Thank you. Very briefly. I did not want to say something about the Kambanda case because I believe that is a difficulty we face in this symposium we don’t know what will happen to Kambanda. At some point he can start cooperating again with the OTP or with the Defence. So this is a bit special. But I just want to set the record straight. In 1998 I was there when he pleaded guilty, so I was a legal officer in Trial Chamber I with Judge Kama. So I monitored the case and I assisted the judges in drafting the judgements on that Kambanda case.

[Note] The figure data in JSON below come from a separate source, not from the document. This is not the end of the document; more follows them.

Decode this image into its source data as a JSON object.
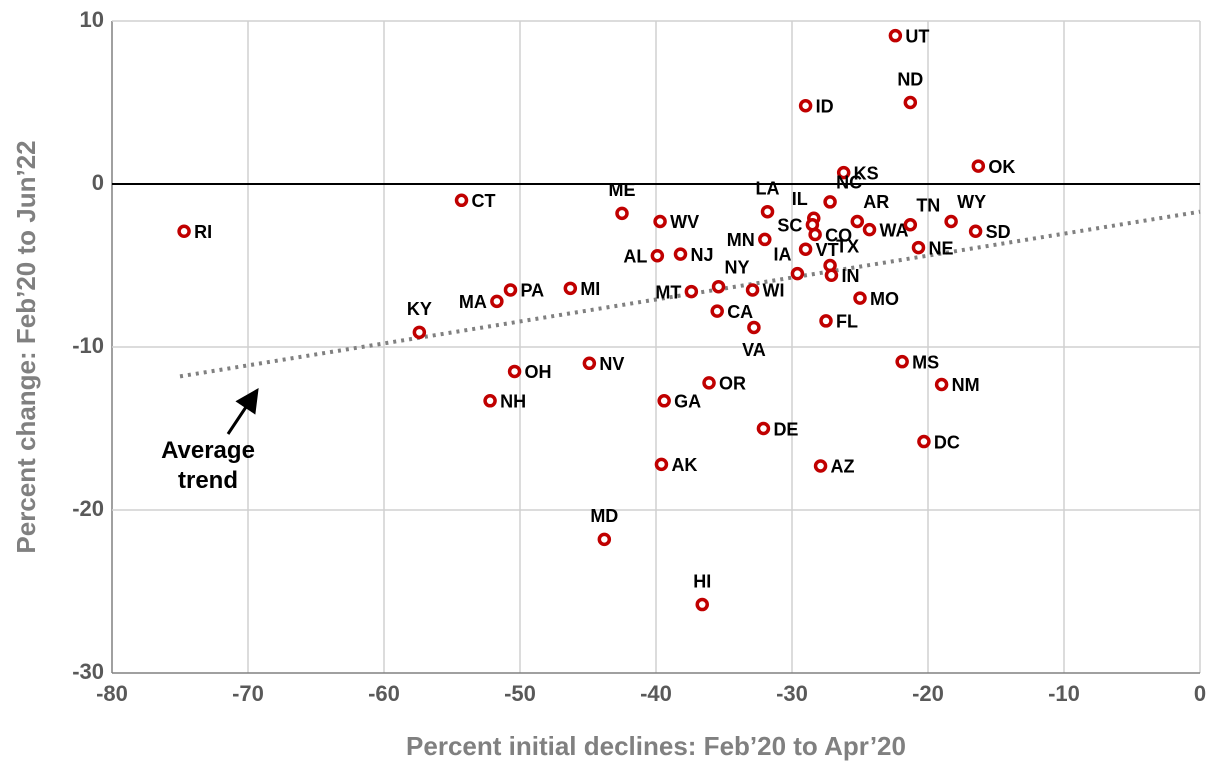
{
  "chart_data": {
    "type": "scatter",
    "xlabel": "Percent initial declines: Feb’20 to Apr’20",
    "ylabel": "Percent change: Feb’20 to Jun’22",
    "xlim": [
      -80,
      0
    ],
    "ylim": [
      -30,
      10
    ],
    "xticks": [
      -80,
      -70,
      -60,
      -50,
      -40,
      -30,
      -20,
      -10,
      0
    ],
    "yticks": [
      -30,
      -20,
      -10,
      0,
      10
    ],
    "grid": true,
    "color": "#c00000",
    "labels": [
      "UT",
      "ND",
      "ID",
      "KS",
      "OK",
      "RI",
      "CT",
      "ME",
      "LA",
      "IL",
      "NC",
      "SC",
      "CO",
      "AR",
      "WA",
      "TN",
      "WY",
      "SD",
      "NE",
      "WV",
      "AL",
      "NJ",
      "MN",
      "VT",
      "IA",
      "TX",
      "IN",
      "MO",
      "FL",
      "NY",
      "WI",
      "MT",
      "CA",
      "VA",
      "MI",
      "PA",
      "MA",
      "KY",
      "NV",
      "OH",
      "NH",
      "OR",
      "GA",
      "DE",
      "AK",
      "AZ",
      "MS",
      "NM",
      "DC",
      "MD",
      "HI"
    ],
    "x": [
      -22.4,
      -21.3,
      -29.0,
      -26.2,
      -16.3,
      -74.7,
      -54.3,
      -42.5,
      -31.8,
      -28.4,
      -27.2,
      -28.5,
      -28.3,
      -25.2,
      -24.3,
      -21.3,
      -18.3,
      -16.5,
      -20.7,
      -39.7,
      -39.9,
      -38.2,
      -32.0,
      -29.0,
      -29.6,
      -27.2,
      -27.1,
      -25.0,
      -27.5,
      -35.4,
      -32.9,
      -37.4,
      -35.5,
      -32.8,
      -46.3,
      -50.7,
      -51.7,
      -57.4,
      -44.9,
      -50.4,
      -52.2,
      -36.1,
      -39.4,
      -32.1,
      -39.6,
      -27.9,
      -21.9,
      -19.0,
      -20.3,
      -43.8,
      -36.6
    ],
    "y": [
      9.1,
      5.0,
      4.8,
      0.7,
      1.1,
      -2.9,
      -1.0,
      -1.8,
      -1.7,
      -2.1,
      -1.1,
      -2.5,
      -3.1,
      -2.3,
      -2.8,
      -2.5,
      -2.3,
      -2.9,
      -3.9,
      -2.3,
      -4.4,
      -4.3,
      -3.4,
      -4.0,
      -5.5,
      -5.0,
      -5.6,
      -7.0,
      -8.4,
      -6.3,
      -6.5,
      -6.6,
      -7.8,
      -8.8,
      -6.4,
      -6.5,
      -7.2,
      -9.1,
      -11.0,
      -11.5,
      -13.3,
      -12.2,
      -13.3,
      -15.0,
      -17.2,
      -17.3,
      -10.9,
      -12.3,
      -15.8,
      -21.8,
      -25.8
    ],
    "trend": {
      "x": [
        -75,
        0
      ],
      "y": [
        -11.8,
        -1.7
      ]
    },
    "annotation": "Average trend"
  }
}
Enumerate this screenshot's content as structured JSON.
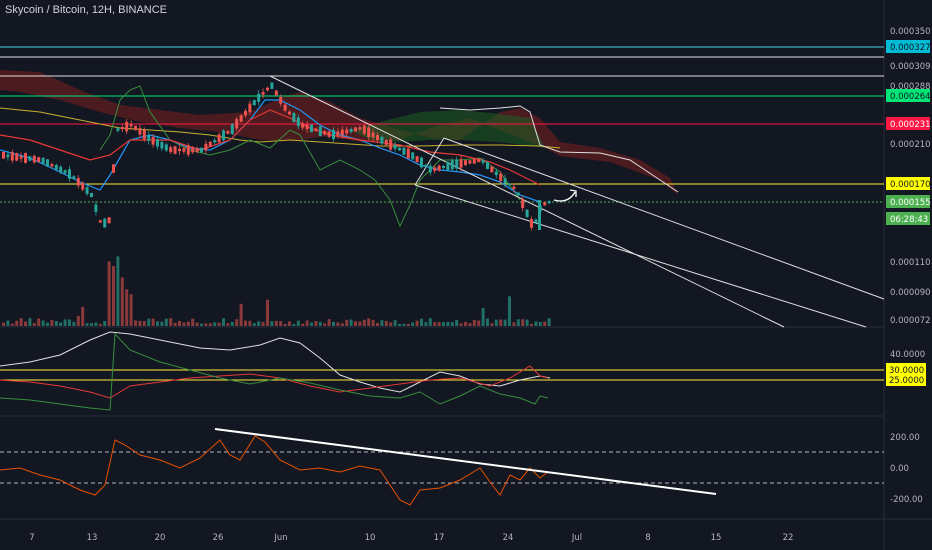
{
  "title": "Skycoin / Bitcoin, 12H, BINANCE",
  "price_axis": {
    "labels": [
      "0.000350",
      "0.000309",
      "0.000288",
      "0.000210",
      "0.000110",
      "0.000090",
      "0.000072"
    ],
    "tags": [
      {
        "label": "0.000327",
        "bg": "#00bcd4",
        "fg": "#131722"
      },
      {
        "label": "0.000264",
        "bg": "#00e676",
        "fg": "#131722"
      },
      {
        "label": "0.000231",
        "bg": "#ff1744",
        "fg": "#ffffff"
      },
      {
        "label": "0.000170",
        "bg": "#ffff00",
        "fg": "#131722"
      },
      {
        "label": "0.000155",
        "bg": "#4caf50",
        "fg": "#ffffff"
      },
      {
        "label": "06:28:43",
        "bg": "#4caf50",
        "fg": "#ffffff"
      }
    ]
  },
  "indicator1_axis": {
    "labels": [
      "40.0000"
    ],
    "tags": [
      {
        "label": "30.0000",
        "bg": "#ffff00",
        "fg": "#131722"
      },
      {
        "label": "25.0000",
        "bg": "#ffff00",
        "fg": "#131722"
      }
    ]
  },
  "indicator2_axis": {
    "labels": [
      "200.00",
      "0.00",
      "-200.00"
    ]
  },
  "time_axis": {
    "labels": [
      "7",
      "13",
      "20",
      "26",
      "Jun",
      "10",
      "17",
      "24",
      "Jul",
      "8",
      "15",
      "22"
    ]
  },
  "colors": {
    "background": "#131722",
    "grid": "#1e222d",
    "up": "#26a69a",
    "down": "#ef5350",
    "green_candle": "#4caf50",
    "red_candle": "#f23645"
  }
}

Now, to restitute the facts, it was the Prosecutor who asked for a life sentence. And that was the major problem which took everybody off guard, including the Judges. Why did the Prosecutor ask for a life sentence. That is interesting because we discussed this yesterday on the sidelines. No at the time it was Madam Arbour who was madam Prosecutor.

Madam Del Ponte wants the record to state that it was the tenure of Madam Arbour, but back then it took everybody by surprise, and I believe that is what Mr. Muna was saying that, maybe they had discussions within the OTP, but the Prosecutor officially asked for life sentences and the Judges were then bound by what the Prosecutor then asked.

Because the Prosecutor was saying that they had discussed with Kambanda and there was cooperation. So they had factored in that cooperation but still asked for a life sentence. So what happened on 1 May 1998 in the Trial Chamber, at the end of the discussions, the closing arguments, the judge asked Kambanda do you have anything else to tell us, Mr. Kambanda. He stood up and stood silent for about 20 seconds, which seemed to us like forever, and then he said, "No."

He did not say, "No, Mr. President, I have anything to add." He did not express the least remorse or regret. Admittedly, his counsel had explained the reasons for his cooperation, but he remained silent and said, "No," and ended there at "no". It was very heavy in the Trial Chamber. And that may explain the decision of the Judges.